Kisah-kisah di atas adalah hanya sebagian kecil dari kidung panjang soal Jailolo. Jika diibaratkan sebuah kitab maka, tulisan di atas tak lebih dari satu ayat. Masih ada banyak sekali kidung tentang Jailolo sepanjang garis waktu yang berjalan dari masa silam sampai sekarang. Jailolo adalah sebuah kidung yang tak henti mengeluarkan cerita-cerita baru yang mempesona.

Maka saya adalah seseorang yang ingin menapaktilasi catatan-catatan tentang Jailolo yang dituliskan oleh orang-orang terdahulu. Mengunjungi Jailolo adalah menyesap kisah sejarah berabad-abad lampau. Melihat alam Jailolo adalah perihal merasakan alam molek yang dilihat Wallace, menikmati rempah adalah bagaimana mendengar cerita panjang tentang kejayaan rempah di masa lalu yang kelam, bertemu dengan orang-orang Jailolo adalah tentang kisah mereka mengarungi lautan Nusantara berabad-abad lampau.
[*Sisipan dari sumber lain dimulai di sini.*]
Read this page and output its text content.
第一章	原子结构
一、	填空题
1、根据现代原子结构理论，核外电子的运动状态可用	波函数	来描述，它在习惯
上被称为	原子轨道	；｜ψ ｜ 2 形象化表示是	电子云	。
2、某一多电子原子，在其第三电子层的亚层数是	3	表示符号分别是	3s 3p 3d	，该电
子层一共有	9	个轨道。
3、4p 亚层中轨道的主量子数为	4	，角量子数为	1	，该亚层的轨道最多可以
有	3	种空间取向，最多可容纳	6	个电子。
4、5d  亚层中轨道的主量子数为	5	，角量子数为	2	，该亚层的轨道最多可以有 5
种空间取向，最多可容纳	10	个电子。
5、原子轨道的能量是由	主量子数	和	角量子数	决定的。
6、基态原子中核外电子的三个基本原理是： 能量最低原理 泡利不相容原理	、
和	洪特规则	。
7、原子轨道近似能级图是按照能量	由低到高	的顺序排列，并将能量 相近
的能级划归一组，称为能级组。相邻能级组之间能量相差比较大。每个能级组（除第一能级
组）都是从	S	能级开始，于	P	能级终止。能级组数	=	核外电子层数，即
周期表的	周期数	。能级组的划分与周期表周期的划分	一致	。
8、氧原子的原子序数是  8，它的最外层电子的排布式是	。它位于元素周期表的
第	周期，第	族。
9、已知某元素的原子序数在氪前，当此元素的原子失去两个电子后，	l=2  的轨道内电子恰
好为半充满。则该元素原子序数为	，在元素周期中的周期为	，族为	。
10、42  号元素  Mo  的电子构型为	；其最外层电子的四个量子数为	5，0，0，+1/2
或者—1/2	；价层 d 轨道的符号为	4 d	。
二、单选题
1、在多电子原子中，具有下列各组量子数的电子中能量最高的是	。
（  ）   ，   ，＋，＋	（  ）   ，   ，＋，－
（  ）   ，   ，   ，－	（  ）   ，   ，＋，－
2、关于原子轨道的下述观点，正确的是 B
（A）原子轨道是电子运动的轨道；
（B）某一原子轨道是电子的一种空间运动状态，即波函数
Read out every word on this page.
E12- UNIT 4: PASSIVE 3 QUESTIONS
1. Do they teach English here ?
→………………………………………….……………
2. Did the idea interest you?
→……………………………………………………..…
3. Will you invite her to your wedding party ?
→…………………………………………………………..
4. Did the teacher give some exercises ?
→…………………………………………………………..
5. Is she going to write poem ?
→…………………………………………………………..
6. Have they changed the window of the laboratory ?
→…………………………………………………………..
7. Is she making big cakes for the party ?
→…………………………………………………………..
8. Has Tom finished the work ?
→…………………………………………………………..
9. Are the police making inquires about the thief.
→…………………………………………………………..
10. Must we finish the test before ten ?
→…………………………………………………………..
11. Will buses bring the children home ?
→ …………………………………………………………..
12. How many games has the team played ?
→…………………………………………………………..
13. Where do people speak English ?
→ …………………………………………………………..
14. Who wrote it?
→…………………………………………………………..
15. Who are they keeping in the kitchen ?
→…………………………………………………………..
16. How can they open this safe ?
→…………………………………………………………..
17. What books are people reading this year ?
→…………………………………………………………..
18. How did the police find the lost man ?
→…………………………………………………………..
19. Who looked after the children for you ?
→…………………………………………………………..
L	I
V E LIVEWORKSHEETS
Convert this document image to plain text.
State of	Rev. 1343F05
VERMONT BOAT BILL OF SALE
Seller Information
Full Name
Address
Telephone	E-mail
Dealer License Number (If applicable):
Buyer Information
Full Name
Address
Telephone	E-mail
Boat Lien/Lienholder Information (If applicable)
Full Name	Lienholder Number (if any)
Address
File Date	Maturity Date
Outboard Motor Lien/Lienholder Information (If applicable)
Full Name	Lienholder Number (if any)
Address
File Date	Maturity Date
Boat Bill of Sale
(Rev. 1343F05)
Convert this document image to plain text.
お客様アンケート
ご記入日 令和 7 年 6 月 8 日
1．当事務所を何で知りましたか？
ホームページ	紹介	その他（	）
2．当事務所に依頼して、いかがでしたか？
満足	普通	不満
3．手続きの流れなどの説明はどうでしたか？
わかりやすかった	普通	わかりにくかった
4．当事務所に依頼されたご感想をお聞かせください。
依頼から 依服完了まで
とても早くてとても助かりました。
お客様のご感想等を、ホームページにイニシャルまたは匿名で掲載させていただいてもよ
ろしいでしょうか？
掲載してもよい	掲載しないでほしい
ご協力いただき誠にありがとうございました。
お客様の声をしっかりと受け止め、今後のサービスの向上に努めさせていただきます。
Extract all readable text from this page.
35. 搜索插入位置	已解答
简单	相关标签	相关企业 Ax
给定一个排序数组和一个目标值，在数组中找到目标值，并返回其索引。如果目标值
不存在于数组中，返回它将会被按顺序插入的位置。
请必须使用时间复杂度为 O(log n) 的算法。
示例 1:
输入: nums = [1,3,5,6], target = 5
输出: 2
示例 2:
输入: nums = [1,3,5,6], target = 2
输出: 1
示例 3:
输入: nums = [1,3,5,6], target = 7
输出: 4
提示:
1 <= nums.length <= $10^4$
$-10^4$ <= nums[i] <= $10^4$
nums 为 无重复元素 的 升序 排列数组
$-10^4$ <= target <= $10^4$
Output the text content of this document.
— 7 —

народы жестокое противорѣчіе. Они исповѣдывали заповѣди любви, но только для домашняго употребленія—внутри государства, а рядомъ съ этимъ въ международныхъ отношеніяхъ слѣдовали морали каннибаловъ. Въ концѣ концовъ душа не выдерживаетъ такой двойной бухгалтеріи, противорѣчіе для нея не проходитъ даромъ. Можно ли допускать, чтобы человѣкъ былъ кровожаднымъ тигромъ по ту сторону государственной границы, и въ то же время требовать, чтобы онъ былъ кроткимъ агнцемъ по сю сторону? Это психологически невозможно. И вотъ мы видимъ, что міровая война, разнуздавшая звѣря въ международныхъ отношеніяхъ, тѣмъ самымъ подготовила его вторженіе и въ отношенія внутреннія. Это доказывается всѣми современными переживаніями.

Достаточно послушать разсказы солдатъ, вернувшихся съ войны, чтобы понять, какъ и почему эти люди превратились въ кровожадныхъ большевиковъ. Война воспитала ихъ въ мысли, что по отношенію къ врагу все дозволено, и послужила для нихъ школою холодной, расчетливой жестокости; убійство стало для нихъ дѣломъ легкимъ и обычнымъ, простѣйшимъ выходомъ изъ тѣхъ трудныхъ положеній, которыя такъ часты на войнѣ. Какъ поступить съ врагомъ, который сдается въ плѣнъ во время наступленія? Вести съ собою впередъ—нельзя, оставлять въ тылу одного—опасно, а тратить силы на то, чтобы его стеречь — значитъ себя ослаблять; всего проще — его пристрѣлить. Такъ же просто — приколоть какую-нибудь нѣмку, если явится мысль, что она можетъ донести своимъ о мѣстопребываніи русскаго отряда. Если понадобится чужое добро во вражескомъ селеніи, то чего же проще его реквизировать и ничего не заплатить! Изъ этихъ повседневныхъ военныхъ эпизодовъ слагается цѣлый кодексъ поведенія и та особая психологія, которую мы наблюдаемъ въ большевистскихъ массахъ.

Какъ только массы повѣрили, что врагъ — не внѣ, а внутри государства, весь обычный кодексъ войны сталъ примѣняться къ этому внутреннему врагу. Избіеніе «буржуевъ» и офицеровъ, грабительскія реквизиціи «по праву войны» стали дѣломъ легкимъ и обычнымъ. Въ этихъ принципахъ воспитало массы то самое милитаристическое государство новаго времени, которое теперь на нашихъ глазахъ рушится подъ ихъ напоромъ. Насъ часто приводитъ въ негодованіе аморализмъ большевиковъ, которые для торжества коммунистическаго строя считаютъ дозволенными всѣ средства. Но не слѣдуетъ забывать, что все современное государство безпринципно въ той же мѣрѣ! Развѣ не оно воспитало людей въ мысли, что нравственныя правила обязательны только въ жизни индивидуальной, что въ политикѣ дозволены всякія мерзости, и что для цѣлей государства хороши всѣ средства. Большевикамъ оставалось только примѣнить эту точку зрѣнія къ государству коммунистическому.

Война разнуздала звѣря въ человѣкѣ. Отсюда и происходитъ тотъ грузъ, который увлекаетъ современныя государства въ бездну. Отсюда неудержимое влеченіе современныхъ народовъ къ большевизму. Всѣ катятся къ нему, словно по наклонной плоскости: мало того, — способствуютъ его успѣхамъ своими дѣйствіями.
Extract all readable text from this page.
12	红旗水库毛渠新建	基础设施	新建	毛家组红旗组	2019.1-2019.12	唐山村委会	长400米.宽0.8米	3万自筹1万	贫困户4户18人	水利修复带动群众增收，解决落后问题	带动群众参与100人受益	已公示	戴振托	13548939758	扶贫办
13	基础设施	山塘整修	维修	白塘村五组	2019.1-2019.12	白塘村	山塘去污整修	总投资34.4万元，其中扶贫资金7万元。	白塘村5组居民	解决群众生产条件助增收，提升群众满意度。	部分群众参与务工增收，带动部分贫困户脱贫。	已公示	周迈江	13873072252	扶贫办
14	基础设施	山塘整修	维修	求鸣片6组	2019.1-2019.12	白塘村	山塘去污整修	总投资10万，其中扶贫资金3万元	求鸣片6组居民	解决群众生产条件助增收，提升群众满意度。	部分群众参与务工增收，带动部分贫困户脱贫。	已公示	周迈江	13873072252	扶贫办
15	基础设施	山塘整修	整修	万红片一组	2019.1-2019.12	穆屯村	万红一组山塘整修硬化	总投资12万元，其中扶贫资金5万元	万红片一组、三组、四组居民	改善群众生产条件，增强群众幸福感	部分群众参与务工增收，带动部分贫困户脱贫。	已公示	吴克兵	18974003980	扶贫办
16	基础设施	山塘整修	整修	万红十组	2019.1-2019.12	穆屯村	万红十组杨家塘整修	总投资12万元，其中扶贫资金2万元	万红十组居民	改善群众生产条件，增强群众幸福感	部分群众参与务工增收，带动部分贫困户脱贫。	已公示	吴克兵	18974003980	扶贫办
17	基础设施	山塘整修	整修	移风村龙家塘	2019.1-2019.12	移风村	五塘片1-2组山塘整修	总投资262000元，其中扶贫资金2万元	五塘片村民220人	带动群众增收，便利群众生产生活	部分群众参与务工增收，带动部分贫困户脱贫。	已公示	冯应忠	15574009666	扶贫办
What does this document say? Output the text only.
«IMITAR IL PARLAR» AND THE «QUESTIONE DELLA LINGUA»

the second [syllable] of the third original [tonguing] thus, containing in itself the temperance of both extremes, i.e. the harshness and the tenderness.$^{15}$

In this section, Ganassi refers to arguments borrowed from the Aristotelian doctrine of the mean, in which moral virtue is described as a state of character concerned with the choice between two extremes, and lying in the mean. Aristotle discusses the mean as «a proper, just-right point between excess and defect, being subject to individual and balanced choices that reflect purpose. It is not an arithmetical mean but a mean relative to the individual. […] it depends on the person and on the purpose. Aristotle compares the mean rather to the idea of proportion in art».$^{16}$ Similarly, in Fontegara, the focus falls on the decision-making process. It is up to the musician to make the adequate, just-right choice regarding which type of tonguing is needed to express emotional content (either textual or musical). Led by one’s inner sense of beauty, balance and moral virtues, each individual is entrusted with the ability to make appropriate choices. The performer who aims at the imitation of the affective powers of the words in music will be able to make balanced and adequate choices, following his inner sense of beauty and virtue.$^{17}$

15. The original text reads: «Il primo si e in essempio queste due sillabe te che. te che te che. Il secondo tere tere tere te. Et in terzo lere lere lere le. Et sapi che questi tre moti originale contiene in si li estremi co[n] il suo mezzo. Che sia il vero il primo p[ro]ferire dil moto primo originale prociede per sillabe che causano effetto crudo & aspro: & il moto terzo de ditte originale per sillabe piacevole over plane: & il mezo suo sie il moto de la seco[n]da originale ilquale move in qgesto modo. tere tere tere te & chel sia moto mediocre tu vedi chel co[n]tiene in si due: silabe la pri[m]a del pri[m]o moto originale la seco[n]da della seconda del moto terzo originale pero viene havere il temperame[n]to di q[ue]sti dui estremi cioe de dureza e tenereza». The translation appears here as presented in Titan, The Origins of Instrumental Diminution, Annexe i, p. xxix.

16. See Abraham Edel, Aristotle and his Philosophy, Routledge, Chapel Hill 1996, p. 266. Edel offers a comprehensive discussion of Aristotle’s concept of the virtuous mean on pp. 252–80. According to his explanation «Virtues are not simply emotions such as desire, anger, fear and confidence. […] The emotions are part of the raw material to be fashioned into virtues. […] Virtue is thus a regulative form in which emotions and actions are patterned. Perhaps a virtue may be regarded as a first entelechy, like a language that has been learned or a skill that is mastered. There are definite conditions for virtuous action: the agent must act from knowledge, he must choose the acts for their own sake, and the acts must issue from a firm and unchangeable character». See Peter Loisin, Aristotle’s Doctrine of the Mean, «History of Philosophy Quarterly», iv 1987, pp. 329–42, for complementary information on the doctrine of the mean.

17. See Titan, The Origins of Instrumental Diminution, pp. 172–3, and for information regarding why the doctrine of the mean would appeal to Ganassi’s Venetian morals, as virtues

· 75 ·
Zaman berubah, manusia berubah, waktu merubah cara pandang manusia. Jika dulu orang berbondong-bondong ke Jailolo karena rempah, maka sekarang orang mendamba Jailolo karena pantainya yang indah, bawah lautnya yang menawan dan budayanya. Maka orang Jailolo sekarang bangga dengan apa yang dipunya, menunjukkan kebanggaan akan kekayaan budaya dan keindahan alamnya melalui sebuah festival tahunan bertajuk Festival Teluk Jailolo.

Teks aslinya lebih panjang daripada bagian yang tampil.